In order to accomplish this task, ratware authors commonly take a few shortcuts that, ahem, “diverge” a bit from the RFC 2821 specification. One of the intrinsic traits of ratware is that it is notoriously impatient, especially with slow-responding mail servers. They may issue the HELO or EHLO command before the server has presented the initial SMTP banner, and/or try to pipeline several SMTP commands before the server has advertised the PIPELINING capability.
Certain Mail Transport Agents (such as Exim) automatically treat such SMTP protocol violations as synchronization errors, and immediately drop the incoming connection. If you happen to be using such an MTA, you may already see a lot of entries to this effect in your log files. In fact, chances are that if you perform any time-consuming checks (such as DNS checks) prior to presenting the initial SMTP banner, such errors will occur frequently, as ratware clients simply do not take the time to wait for your server to come alive (Things to do, people to spam).
We can help along by imposing additional delays. For instance, you may decide to wait:
20 seconds before presenting the initial SMTP banner,
20 seconds after the Hello (EHLO or HELO) greeting,
20 seconds, after the MAIL FROM: command, and
20 seconds after each RCPT TO: command.
Where did 20 seconds come from, you ask. Why not a minute? Or several minutes? After all, RFC 2821 mandates that the sending host (client) should wait up to several minutes for every SMTP response. The issue is that some receiving hosts, particularly those that use Exim, may perform Sender Callout Verification in response to incoming mail delivery attempts. If you or one of your users send mail to such a host, it will contact the Mail Exchanger (MX host) for your domain and start an SMTP dialogue in order to validate the sender address. The default timeout of such Sender Callout Verifications is 30 seconds - if you impose delays this long, the peer's sender callout verification would fail, and in turn the original mail delivery from you/your user might be rejected (usually with a temporary failure, which means the message delivery will be retried for 5 days or so before the mail is finally returned to the sender).
In other words, 20 seconds is about as long as you can stall before you start interfering with legitimate mail deliveries.
If you do not like imposing such delays on every SMTP transaction (say, you have a very busy site and are low on machine resources), you may choose to use “selective” transaction delays.
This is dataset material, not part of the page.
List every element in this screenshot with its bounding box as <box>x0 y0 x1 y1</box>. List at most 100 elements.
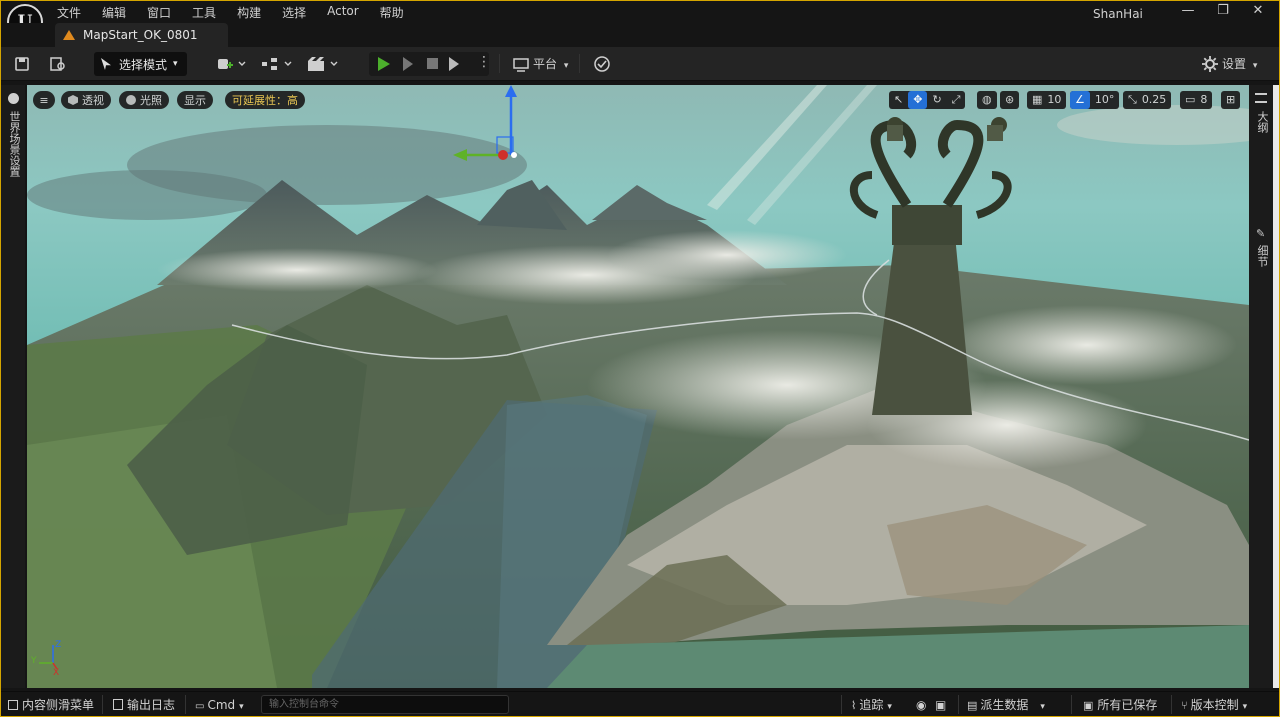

In this case, you could impose the delay:
If there is a problem with the peer's DNS information (see DNS checks).
After detecting some sign of trouble during the SMTP transaction (see SMTP checks).
Only in the highest-numbered MX host in your DNS zone, i.e. the mail exchanger with the last priority. Often, Ratware specifically target these hosts, whereas legitimate MTAs will try the lower-numbered MX hosts first.
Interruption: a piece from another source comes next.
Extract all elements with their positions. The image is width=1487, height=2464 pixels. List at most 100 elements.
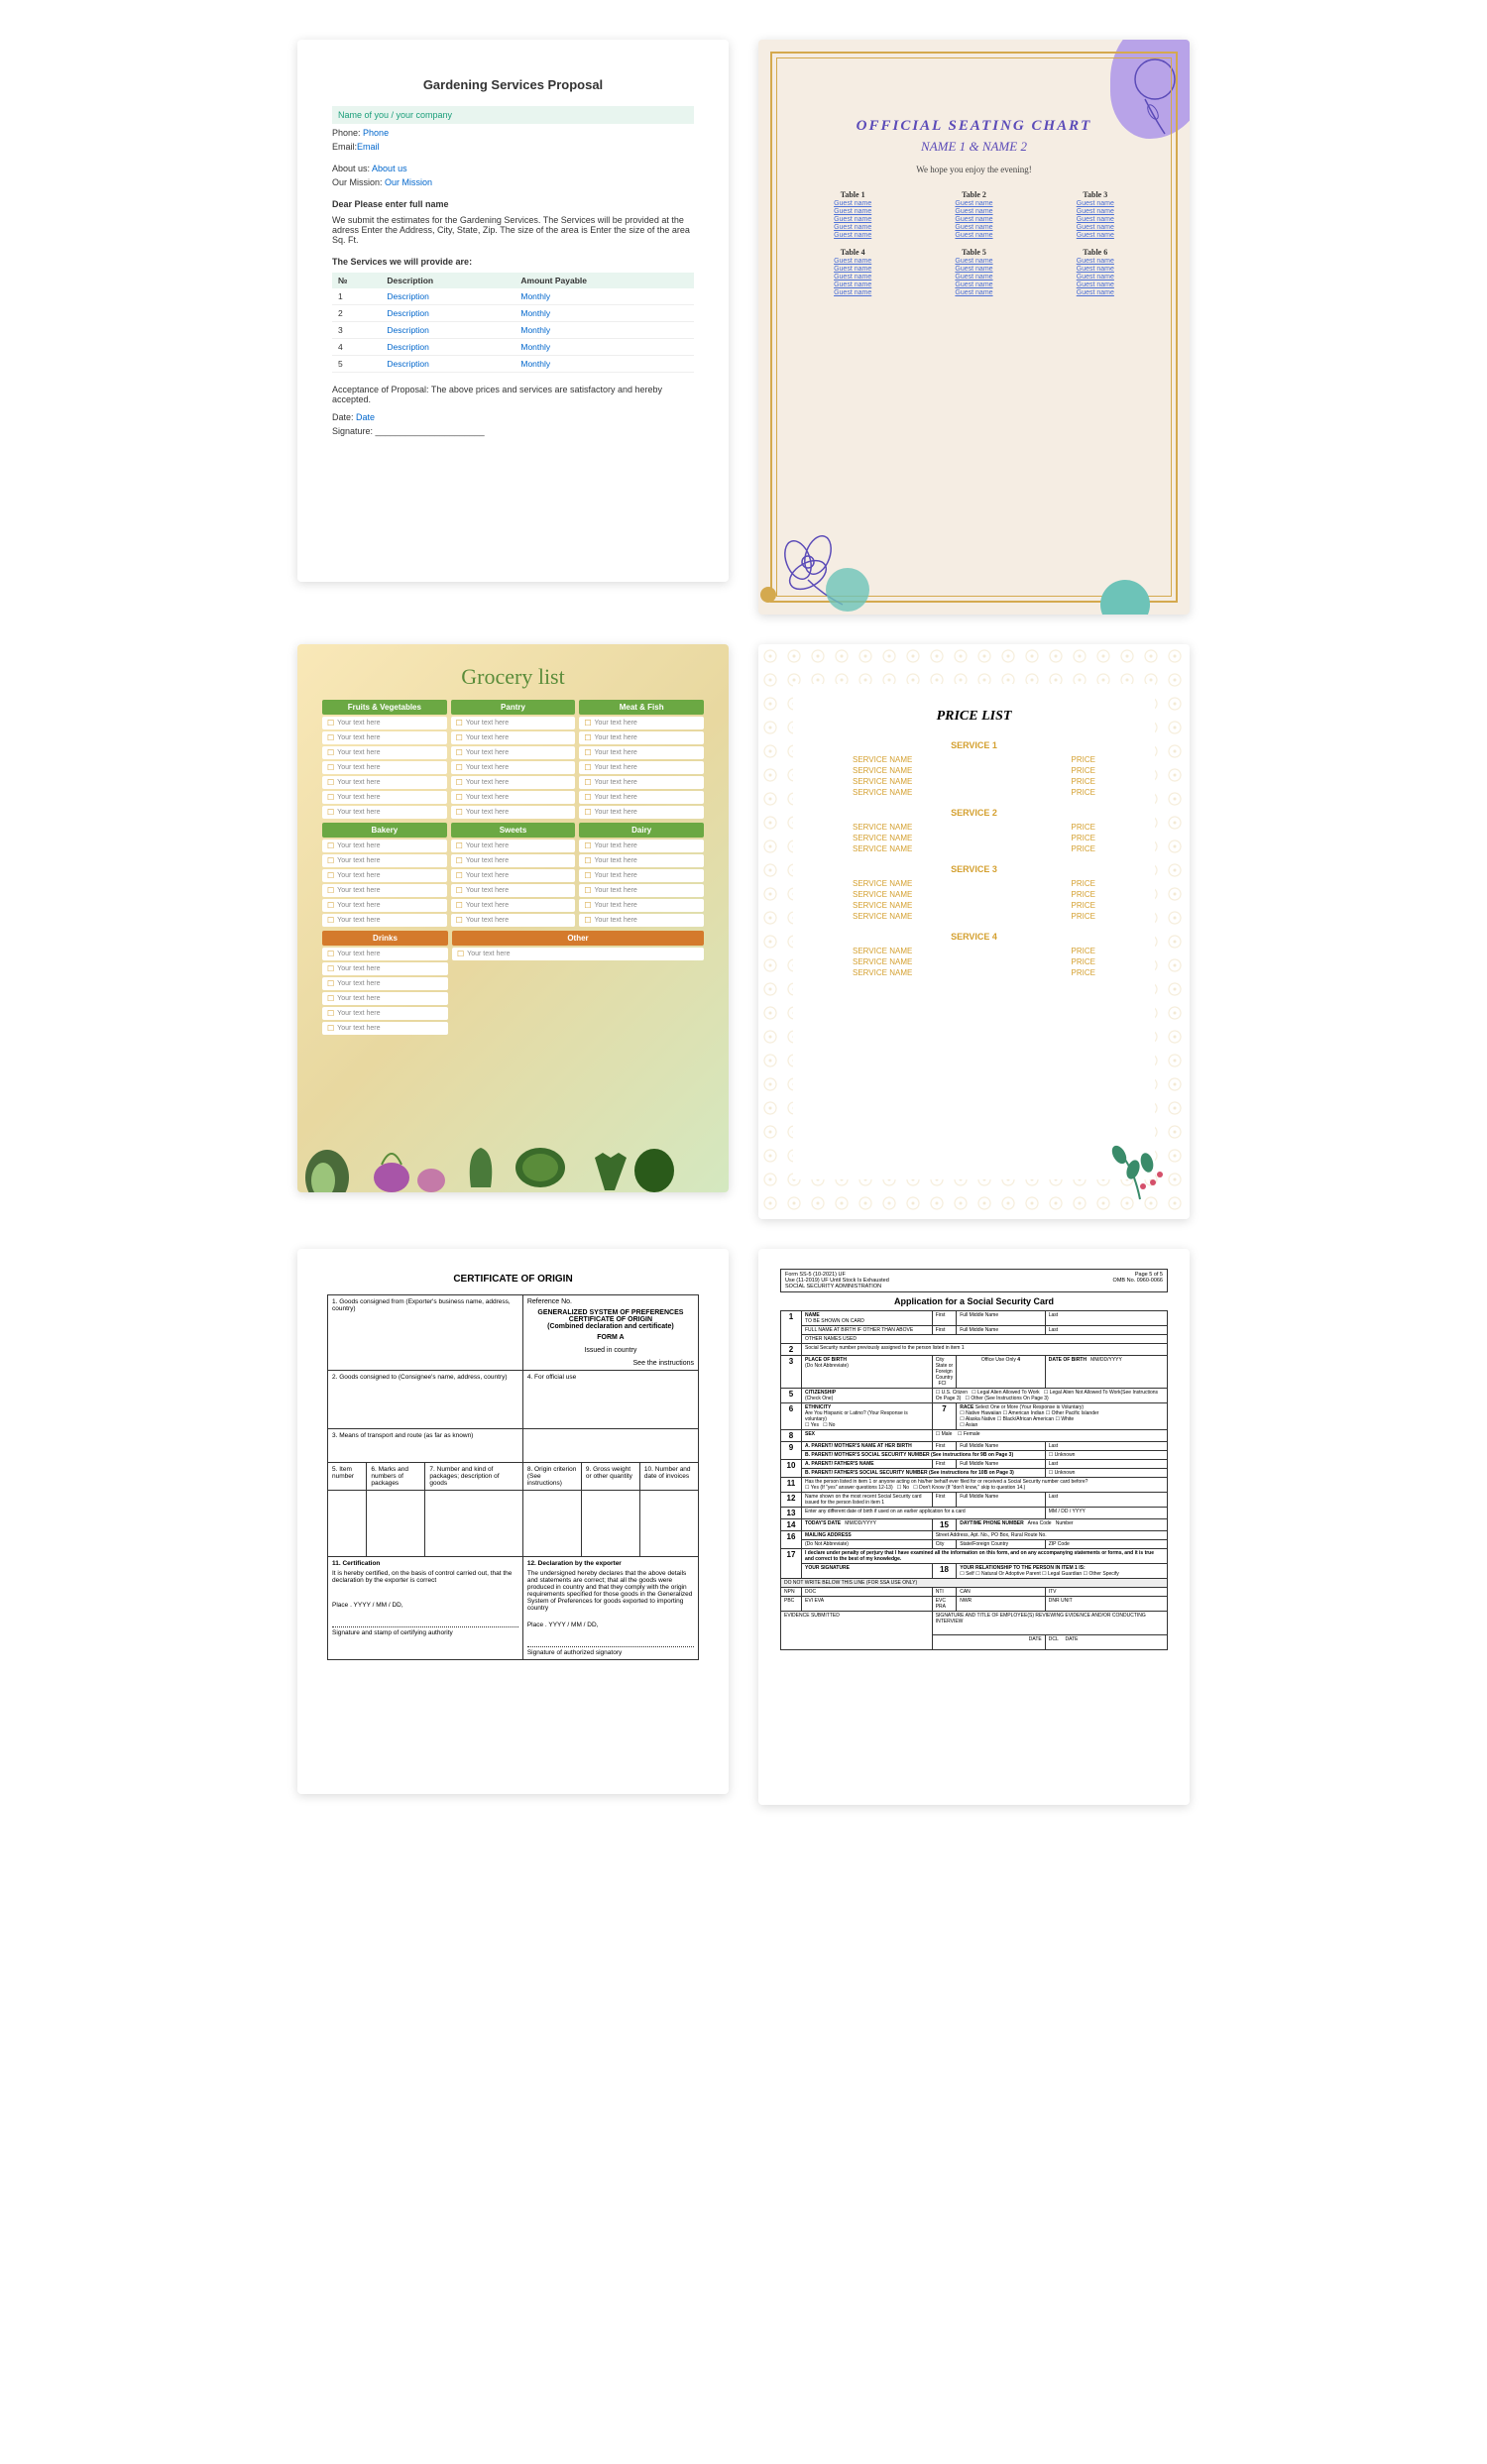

In fact, selective transaction delays may be a good way to incorporate some less conclusive checks that we will discuss in the following sections. You probably do not wish to reject the mail outright based the results from e.g. the SPEWS blacklist, but on the other hand, it may provide a strong enough indication of trouble that you can at least impose transaction delays. After all, legitimate mail deliveries are not affected, other than being subjected to a slight delay.
Conversely, if you find conclusive evidence of spamming (e.g. by way of certain SMTP checks), and your server can afford it, you may choose to impose an extended delay, e.g. 15 minutes or so, before finally rejecting the delivery [4]. This is for little or no benefit other than slowing down the spammer a little bit in their quest to reach as many people as possible before DNS blacklists and other collaborative network checks catch up. In other words, pure altruism on your side. :-)
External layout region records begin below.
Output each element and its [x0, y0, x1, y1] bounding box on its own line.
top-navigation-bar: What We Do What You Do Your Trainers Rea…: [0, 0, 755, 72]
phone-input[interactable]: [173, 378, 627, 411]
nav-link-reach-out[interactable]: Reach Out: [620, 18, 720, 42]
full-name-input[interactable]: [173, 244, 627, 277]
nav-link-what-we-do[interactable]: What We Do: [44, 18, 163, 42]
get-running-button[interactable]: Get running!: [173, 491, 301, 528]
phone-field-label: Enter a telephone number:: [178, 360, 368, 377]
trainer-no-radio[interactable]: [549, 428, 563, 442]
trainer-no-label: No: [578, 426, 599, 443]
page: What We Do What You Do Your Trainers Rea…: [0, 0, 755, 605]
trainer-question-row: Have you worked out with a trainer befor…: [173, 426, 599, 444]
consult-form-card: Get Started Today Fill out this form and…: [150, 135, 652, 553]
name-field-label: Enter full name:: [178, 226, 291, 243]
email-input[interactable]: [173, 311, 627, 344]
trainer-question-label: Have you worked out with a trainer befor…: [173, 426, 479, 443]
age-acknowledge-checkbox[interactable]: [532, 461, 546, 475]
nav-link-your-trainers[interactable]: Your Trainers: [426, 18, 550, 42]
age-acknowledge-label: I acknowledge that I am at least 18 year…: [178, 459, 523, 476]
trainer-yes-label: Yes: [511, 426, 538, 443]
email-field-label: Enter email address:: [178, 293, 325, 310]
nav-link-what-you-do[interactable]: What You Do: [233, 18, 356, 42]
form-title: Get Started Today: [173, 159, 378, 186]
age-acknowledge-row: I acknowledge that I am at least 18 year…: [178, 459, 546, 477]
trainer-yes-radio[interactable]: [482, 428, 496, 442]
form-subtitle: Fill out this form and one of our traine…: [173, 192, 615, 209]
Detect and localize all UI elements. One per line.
In my own case, selective transaction delays and the resulting SMTP synchronization errors account for nearly 50% of rejected incoming delivery attempts. This roughly translates into saying that nearly 50% of incoming junk mail is stopped by SMTP transaction delays alone.
See also What happens when spammers adapt....
[4] Beware that while you are holding up an incoming SMTP delivery, you are also holding up a TCP socket on your server, as well as memory and other server resources. If your server is generally busy, imposing SMTP transaction delays will make you more vulnerable to Denial-of-Service attacks. A more “scalable” option may be to drop the connection once you have conclusive evidence that the sender is a ratware client.